Oertel Sparks and Dr. Carol Ward, Sociology
To increase understanding of the family structure of one group in South Africa, I conducted this field study in East London where almost all of the blacks belong to the Xhosa tribe. Family is an important unit of socialization in all societies and is a key element to studying any culture or group of people. Through study, I found that many Xhosa women choose to be single mothers. Therefore, my research question was: Why are many Xhosa mothers choosing to remain unmarried?
Having children determines a woman’s ability to make life choices. When women have children at a young age they are less likely to receive an education as those who do not. Opportunity is also influenced by race. The poverty cycle among black women is perpetuated by lack of opportunities. Women are having children, with no way to support them. The black South African population is growing and the townships and squatter camps do not have room to hold them. Poverty is a critical social problem.
My hypotheses predicted that: apartheid changed the shape of gender roles leading women to remain single; apartheid and urbanization broke down tribal structures leading to nuclear families and fewer marriages; and employment impacted women’s choice to remain single. I hypothesized that the mothers would be the primary source of income for their families, due to a decrease in factories and manual labor accompanied by an increase in service jobs, and that women would not want to marry if it meant supporting their husbands.
I chose Salem Baby Care Centre [sic] as a case study fitting my research question. Salem is an in-take center for single mothers providing maternal health care and education. It is located in East London near the squatter camp (“town” made of shacks) known as Duncan Village.
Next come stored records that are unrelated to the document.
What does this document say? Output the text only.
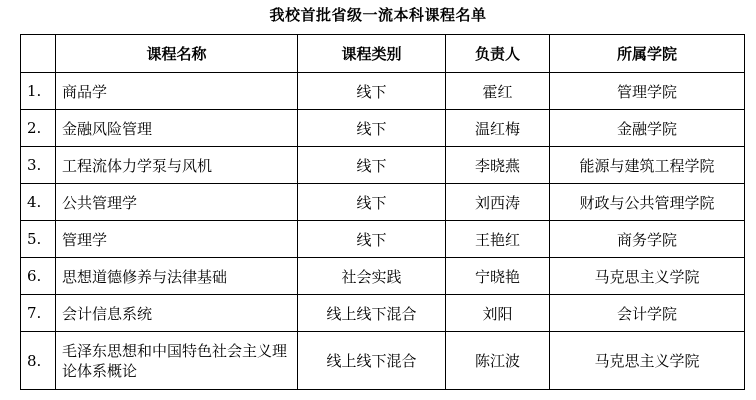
我校首批省级一流本科课程名单
	课程名称	课程类别	负责人	所属学院
1.	商品学	线下	霍红	管理学院
2.	金融风险管理	线下	温红梅	金融学院
3.	工程流体力学泵与风机	线下	李晓燕	能源与建筑工程学院
4.	公共管理学	线下	刘西涛	财政与公共管理学院
5.	管理学	线下	王艳红	商务学院
6.	思想道德修养与法律基础	社会实践	宁晓艳	马克思主义学院
7.	会计信息系统	线上线下混合	刘阳	会计学院
8.	毛泽东思想和中国特色社会主义理论体系概论	线上线下混合	陈江波	马克思主义学院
I feel that the women utilizing the center represent the attitudes of many mothers from squatter camps.
My research was conducted as a participant-observer of the Xhosa culture. I lived with a Xhosa family with a domestic worker from a local township. I made friends through activities that added cultural insight for my research. I learned from the mothers at Salem. Also, I sought ‘hard’ data in the form of interviews and questionnaires. Each woman signed a consent form before completing the questionnaires requesting basic demographic information and opinion based open-ended questions. Questionnaires in Xhosa were preferred by the mothers since many spoke only broken English.
It is complicated to narrow down four months worth of impressions and findings. However, various reasons women choose to remain single include: having children with different fathers, parental influence, unemployment/education, and AIDS.
The first of my major findings is the significance of the women’s children having different fathers. Culturally, Xhosa men will only provide for children that are genetically his. This is a problem because young sexual activity leads to early impregnations. Young couples separate and with new boyfriends, there is another pregnancy. There are several factors contributing to young sexual activity. Most cannot afford school. Townships provide little amusement for children. Many began having sex at a very young age. In townships, the tight living quarters, leads to increased physicality and decreased personal space. Birth control is not understood. Of the 39 women studied, 20 were using some form of birth control during conception. Women want to keep their children, and will not marry if they have children with different fathers.
A second reason women are not getting married is parental influence. Many of the women moved from the homelands while young to live with relatives other than their parents. Only three of the women were raised by both parents. Apartheid led to the migration to the city areas and the fragmentation of the family. Sexual norms were not allowed to progress normally. Girls having children out of wedlock became common and thus was no longer a social control factor.
Unemployment and lack of education also contribute to women remaining single. The unemployment rate in the East London area is over fifty percent. Schools all require a fee be paid. With no alternative activities, young girls would become pregnant, yet the lack of employment led to little desire to marry. Women do not want to marry a man without a job, and very few men are employed.
AIDS and STDs also lead many women to remain single mothers. People are scared. HIV progresses quickly into AIDS in children, and the mothers are scorned as having AIDS. This prevents marriage opportunities, even with infected men who refuse testing and often do not show symptoms for years. Information about AIDS is often inaccurate, and perpetuated by the lack of education (even in the government) and the teachings of the sagnomas, or witch doctors. These sagnomas teach that having sexual intercourse with virgins cures AIDS. No one wants to talk about AIDS, but it is killing off people at a faster rate than the highly publicized crime.
My hypotheses were supported. Yet, I found that many factors played a role, and that the complexities of life make simple assumptions difficult to make. The underlying factor towards the number of single mothers is the extreme poverty. The majority of Xhosa families live in poverty. Poverty is most likely in single mother homes. The government sets up programs and grants to aid this problem, but many are ineffective. My biggest policy recommendation is to improve the education system and educate some of the government leaders who are often uneducated as a result of apartheid. Birth control is not understood, and until the programs to implement change understand the cultural connotations, policies are doomed before they are started.